Department of Electrical Engineering, National Yunlin University of Science and Technology, Taiwan.
Department of Computer Science and Information Engineering, National Chin-Yi University of Technology, Taiwan.
Comput Methods Programs Biomed. 2020 Aug;192:105414. doi: 10.1016/j.cmpb.2020.105414. Epub 2020 Feb 28.

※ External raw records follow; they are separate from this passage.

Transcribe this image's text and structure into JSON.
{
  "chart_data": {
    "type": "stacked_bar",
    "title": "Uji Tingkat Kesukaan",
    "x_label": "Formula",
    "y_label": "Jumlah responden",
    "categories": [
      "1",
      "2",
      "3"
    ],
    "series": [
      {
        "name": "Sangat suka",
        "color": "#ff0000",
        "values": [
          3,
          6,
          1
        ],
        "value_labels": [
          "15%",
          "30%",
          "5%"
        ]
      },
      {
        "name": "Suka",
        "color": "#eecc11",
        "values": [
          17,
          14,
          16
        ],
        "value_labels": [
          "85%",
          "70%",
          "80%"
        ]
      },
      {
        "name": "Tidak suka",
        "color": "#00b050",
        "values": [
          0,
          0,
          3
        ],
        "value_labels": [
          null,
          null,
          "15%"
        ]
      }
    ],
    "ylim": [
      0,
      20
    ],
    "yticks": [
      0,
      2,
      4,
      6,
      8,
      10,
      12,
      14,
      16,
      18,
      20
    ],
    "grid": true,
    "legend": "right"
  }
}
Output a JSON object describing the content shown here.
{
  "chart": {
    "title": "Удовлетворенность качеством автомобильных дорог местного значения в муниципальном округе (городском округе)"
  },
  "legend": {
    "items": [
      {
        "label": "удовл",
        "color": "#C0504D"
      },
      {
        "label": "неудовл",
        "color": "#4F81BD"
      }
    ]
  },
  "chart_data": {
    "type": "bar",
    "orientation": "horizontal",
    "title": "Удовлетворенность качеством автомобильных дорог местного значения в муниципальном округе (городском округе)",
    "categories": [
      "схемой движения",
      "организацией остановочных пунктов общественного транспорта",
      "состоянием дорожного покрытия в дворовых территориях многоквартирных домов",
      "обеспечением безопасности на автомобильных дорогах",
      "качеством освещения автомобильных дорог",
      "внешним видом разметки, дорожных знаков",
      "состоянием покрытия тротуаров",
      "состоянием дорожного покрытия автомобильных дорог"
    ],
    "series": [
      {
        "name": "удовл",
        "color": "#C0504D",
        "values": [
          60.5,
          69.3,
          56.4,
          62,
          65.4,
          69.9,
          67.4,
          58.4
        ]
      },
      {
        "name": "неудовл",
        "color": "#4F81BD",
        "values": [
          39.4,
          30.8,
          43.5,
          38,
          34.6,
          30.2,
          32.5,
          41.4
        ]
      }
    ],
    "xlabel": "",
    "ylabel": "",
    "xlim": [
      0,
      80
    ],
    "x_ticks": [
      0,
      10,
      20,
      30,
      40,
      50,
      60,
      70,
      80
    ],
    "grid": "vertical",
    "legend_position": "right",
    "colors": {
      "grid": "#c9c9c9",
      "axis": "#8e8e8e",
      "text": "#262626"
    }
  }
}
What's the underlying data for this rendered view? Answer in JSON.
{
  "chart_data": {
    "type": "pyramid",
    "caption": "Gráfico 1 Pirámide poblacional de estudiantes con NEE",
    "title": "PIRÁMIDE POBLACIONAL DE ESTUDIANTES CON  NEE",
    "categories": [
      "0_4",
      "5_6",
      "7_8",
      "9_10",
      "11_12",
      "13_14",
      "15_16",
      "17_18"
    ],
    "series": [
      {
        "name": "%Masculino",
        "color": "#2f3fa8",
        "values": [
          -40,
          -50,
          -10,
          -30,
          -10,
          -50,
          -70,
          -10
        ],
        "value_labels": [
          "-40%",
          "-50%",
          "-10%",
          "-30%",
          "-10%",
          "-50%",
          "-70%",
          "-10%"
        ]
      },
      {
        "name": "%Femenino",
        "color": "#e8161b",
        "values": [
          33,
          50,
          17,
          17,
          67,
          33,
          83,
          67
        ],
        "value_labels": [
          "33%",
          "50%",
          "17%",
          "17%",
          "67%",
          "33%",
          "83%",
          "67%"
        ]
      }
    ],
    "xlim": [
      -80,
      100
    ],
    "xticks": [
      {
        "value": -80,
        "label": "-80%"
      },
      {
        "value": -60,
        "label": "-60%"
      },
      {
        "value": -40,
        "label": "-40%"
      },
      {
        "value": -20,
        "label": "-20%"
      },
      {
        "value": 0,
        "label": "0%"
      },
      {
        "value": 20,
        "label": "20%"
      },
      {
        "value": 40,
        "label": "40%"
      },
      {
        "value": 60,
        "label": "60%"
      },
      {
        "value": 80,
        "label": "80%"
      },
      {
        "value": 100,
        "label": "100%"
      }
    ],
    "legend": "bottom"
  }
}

In this article, a content-aware specular reflection suppression scheme was developed based on adaptive image inpainting and neural network for endoscopic images. To decrease the impact of specular reflection on visual quality, the proposed scheme consists of three parts: reflection detection, reflection region classification, and reflection concealment. To automatically locate specular reflection regions, a thresholding algorithm with a morphological dilation operation is employed. To reduce the effect of specular reflection, an adaptive image inpainting algorithm is devised to deal with different reflection regions. To achieve content-aware image inpainting, a reflection region classification algorithm is designed by analyzing the local image content to adjust the parameters in the proposed image inpainting algorithm. The experimental results demonstrate that the proposed scheme can automatically and correctly not only locate but also conceal specular reflection regions in endoscopic images. Furthermore, since the average SSIM (structural similarity index) value of the proposed scheme is higher than those of the existing methods, our specular reflection suppression scheme is superior to the existing methods.
本文提出了一种基于自适应图像修复和神经网络的内窥镜图像镜面反射抑制方案。为了降低镜面反射对视觉质量的影响,该方案包括反射检测、反射区域分类和反射隐藏三个部分。为了自动定位镜面反射区域,采用了带形态学膨胀操作的阈值算法。为了减小镜面反射的影响,设计了一种自适应图像修复算法来处理不同的反射区域。为了实现基于内容的图像修复,通过分析局部图像内容设计了一种反射区域分类算法,以调整所提出的图像修复算法中的参数。实验结果表明,该方案不仅可以自动且正确地定位,还可以隐藏内窥镜图像中的镜面反射区域。此外,由于所提出方案的平均 SSIM(结构相似性指数)值高于现有方法,因此我们的镜面反射抑制方案优于现有方法。